I couldn’t wait for each trout fishing adventure, each time we hopped in a boat or even simply the times I tagged along when he was working one of his hunting dogs on a quail or pheasant.
Isn’t it weird, though, how those feelings change as you age? As a teenager I remember more arguments than adventures. I remember thinking how silly it was to spend days on end standing by the same tree waiting for deer that never came. Dad always preached patience, but that was increasingly harder and harder to practice. To me during that time, he was just another guy who liked to hunt — not the great outdoorsman I remembered from my youth.
There was a fateful argument during which I declared I was done with deer hunting. It was a waste of time. Dad’s face went blank — my uppercut hit its mark.
But his look haunted me. I realized at that moment I crossed a line I should never have even flirted with. Dad had killed more deer in his lifetime than Pete Rose hit home runs during his 24-year major league career (160). Hunting to him was more than a hobby. So his firstborn son rebelling in this fashion was more than he could handle.
Later that year, I was back in the field with dad and my brother. As fate would have it, I harvested my first buck that year. As the three of us stood over it, his smile transported me back to the day I got my first squirrel. I could appreciate that look even more years later when my son shot his first deer.
In the days between dad’s recent death and his memorial service, we went through hundreds of photos, slides and Super-8 movie reels. So many images of him in his hunting and fishing prime — posing with countless deer he and his hunting buddies harvested, fishing in lakes, the ocean and on ice, goofing around at his old hunting camp, showing off his favorite hunting dogs with a pile of freshly harvested pheasant in the background — and so many more memories.

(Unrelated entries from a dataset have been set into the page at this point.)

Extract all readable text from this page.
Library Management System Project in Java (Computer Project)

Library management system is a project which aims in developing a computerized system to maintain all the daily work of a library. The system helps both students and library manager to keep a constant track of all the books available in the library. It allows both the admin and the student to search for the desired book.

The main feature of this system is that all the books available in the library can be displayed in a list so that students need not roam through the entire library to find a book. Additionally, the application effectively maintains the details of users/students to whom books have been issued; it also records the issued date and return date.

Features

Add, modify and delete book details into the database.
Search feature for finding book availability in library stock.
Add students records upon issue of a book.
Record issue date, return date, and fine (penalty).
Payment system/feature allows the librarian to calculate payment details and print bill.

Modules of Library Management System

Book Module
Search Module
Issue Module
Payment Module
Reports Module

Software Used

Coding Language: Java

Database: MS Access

My brother and I didn’t get to see those days in person. In fact, I don’t remember dad shooting a single thing ever since Jim and I came of hunting age. He still carried his rifle during deer season, although that changed over time to just a small walking stick. He looked more like an aging Yoda than a rugged outdoorsman.
Dad leaves behind a colorful collage of ribbons won with his hunting dogs at field trials and hunt tests, a trophy from his days of near-perfect skeet shooting, numerous mounts of deer, pheasant and other game, memories of a small pheasant hunting preserve we shared as a family, well-worn-yet-cared-for firearms that are tied tightly into our family heritage and a coffee mug he was given when participating in a week of Scouting summer camp with his sons.
But, more importantly, he leaves behind a wife, two sons, five grandchildren and countless other family and friends who love the outdoors thanks to his passion and persistence.
You’d expect nothing less from one of the world’s greatest outdoorsmen.